We are now ready to carry on with our FaceRecognition fMRI project. 

For the present project, the data have been already collected. We just need to get that raw data and prepare for analysis. 



## Raw MRI data

Typically, all raw MRI data, whether it is anatomical, functional, diffusion etc., will be in a DICOM format. 
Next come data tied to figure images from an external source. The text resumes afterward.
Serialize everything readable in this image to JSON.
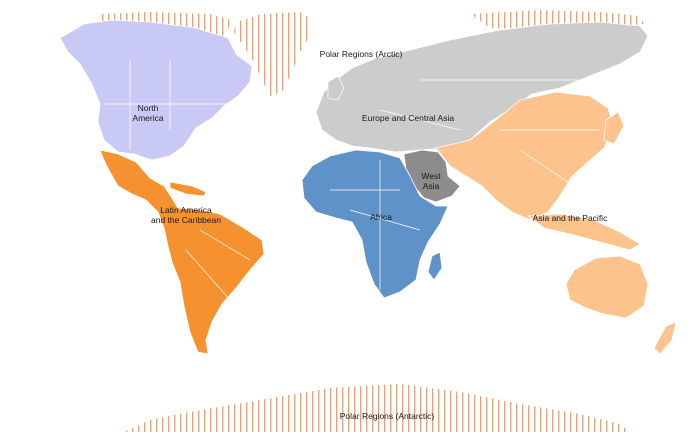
{
  "map": {
    "regions": [
      {
        "id": "north-america",
        "label_lines": [
          "North",
          "America"
        ],
        "color": "#c9c9f5"
      },
      {
        "id": "latin-america",
        "label_lines": [
          "Latin America",
          "and the Caribbean"
        ],
        "color": "#f5922f"
      },
      {
        "id": "europe-central-asia",
        "label_lines": [
          "Europe and Central Asia"
        ],
        "color": "#cccccc"
      },
      {
        "id": "west-asia",
        "label_lines": [
          "West",
          "Asia"
        ],
        "color": "#8c8c8c"
      },
      {
        "id": "africa",
        "label_lines": [
          "Africa"
        ],
        "color": "#5f92c8"
      },
      {
        "id": "asia-pacific",
        "label_lines": [
          "Asia and the Pacific"
        ],
        "color": "#fcc38d"
      },
      {
        "id": "polar-arctic",
        "label_lines": [
          "Polar Regions (Arctic)"
        ],
        "color": "#f2a36a"
      },
      {
        "id": "polar-antarctic",
        "label_lines": [
          "Polar Regions (Antarctic)"
        ],
        "color": "#f2a36a"
      }
    ]
  }
}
`DICOM` files are the raw imaging files generated by the MRI scanner, stored on an MRI data server. Here, at the CBU, each imaging project is assigned a unique code. By knowing the project's code, we can locate the raw DICOM files on our server. **Usually, there is no need to copy these data locally!** 

However, for this tutorial, we have copied one subject's DICOM data from our server to the `mridata` directory (and we removed two dummy scans to comply with [OpenNeuro version](https://openneuro.org/datasets/ds000117/versions/1.1.0) of this dataset).

In [None]:
! tree ../06_fMRI/mridata/ -L 3

Each `Series###` folder contains DICOM files of the particular scan. The name of the folder is the same as what a radiographer named the scan in the MRI console. Usually, the name is very indicative of what type of scan it is. In the example above, we acquired a T1w anatomical/structural scan (**MPRAGE**), nine functional scans (**BOLD**), and two **field maps**. The *Series_001_CBU_Localiser* scan is a positional scan for the MRI and can be ignored.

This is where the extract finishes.